Goddess in Roman mythology

Cura or Aera Cura is the name of a Roman goddess who created the first human (homo) and whose name means "care" or "concern" in Latin.

==Story of Cura==
The story of Cura is recorded in the Fabulae: While crossing a river, Cura gathered clay and, engrossed in thought, began to mold it into a man. When she was thinking about what she had already made, Jove (Jupiter) arrived on the scene. Cura asked him to grant it spiritus, "breath" or "spirit." He grants her request readily, but when she also asked to give her creation her own name, he forbade it, insisting that it had to carry his name. While the two were arguing, Tellus (Earth) arose and wanted it to have her name because she had made her body available for it.
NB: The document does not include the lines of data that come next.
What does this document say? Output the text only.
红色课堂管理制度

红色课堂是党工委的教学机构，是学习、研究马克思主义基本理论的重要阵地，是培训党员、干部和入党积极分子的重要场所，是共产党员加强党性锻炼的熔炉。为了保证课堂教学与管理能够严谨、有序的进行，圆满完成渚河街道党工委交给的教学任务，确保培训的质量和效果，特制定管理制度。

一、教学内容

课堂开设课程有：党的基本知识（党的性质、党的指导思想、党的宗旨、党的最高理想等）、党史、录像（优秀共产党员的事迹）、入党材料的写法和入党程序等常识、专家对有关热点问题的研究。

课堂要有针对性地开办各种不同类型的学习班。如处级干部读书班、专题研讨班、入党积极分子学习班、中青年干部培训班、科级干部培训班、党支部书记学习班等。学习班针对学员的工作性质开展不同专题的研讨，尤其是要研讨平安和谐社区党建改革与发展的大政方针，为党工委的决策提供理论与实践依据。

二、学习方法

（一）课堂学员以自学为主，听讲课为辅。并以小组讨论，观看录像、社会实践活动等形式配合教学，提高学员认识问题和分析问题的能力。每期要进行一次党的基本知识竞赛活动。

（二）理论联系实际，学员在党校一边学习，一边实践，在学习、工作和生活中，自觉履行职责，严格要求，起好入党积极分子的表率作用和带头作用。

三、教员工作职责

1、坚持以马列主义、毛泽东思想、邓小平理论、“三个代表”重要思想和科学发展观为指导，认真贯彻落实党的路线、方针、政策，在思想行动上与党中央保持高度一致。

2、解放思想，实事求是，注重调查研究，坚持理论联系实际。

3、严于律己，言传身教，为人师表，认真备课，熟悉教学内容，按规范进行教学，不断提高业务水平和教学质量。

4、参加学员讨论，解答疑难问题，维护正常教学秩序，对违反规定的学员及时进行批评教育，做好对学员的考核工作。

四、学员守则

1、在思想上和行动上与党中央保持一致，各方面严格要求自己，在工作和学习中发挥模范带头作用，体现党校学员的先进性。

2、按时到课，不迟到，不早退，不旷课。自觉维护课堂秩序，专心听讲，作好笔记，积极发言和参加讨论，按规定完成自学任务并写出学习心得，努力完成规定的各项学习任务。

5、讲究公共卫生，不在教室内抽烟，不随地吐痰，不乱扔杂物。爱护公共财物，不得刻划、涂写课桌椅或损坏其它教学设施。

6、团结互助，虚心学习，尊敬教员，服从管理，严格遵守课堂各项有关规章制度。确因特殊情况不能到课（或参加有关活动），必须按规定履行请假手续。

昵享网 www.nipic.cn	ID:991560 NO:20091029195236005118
The judgment is finally rendered by Saturn. He determines that since the spiritus was granted by Jove, he should have it in death; Tellus, or Earth, would receive the body she had given; because Cura, or Care, had been the creator, she would keep her creation as long as it lived. To resolve the debate, homo, "human being," would be the name, because it was made from humus, earth.

==Interpretation==
The story attracted the attention of Heidegger, a modern philosopher, who observed, "The double sense of cura refers to care for something as concern, absorption in the world, but also care in the sense of devotion." Heidegger regards the fable as a "naive interpretation" of the philosophical concept that he terms Dasein, "being-in-the-world" in Section 42 of Being and Time. Heidegger's use of this fable in casting the female Cura as creator has been seen as an inversion of the equivalent Christian myth, in which woman is created last, with the centrality of Cura as a challenge to the Western concept of self-sufficiency and "atomization" of the individual.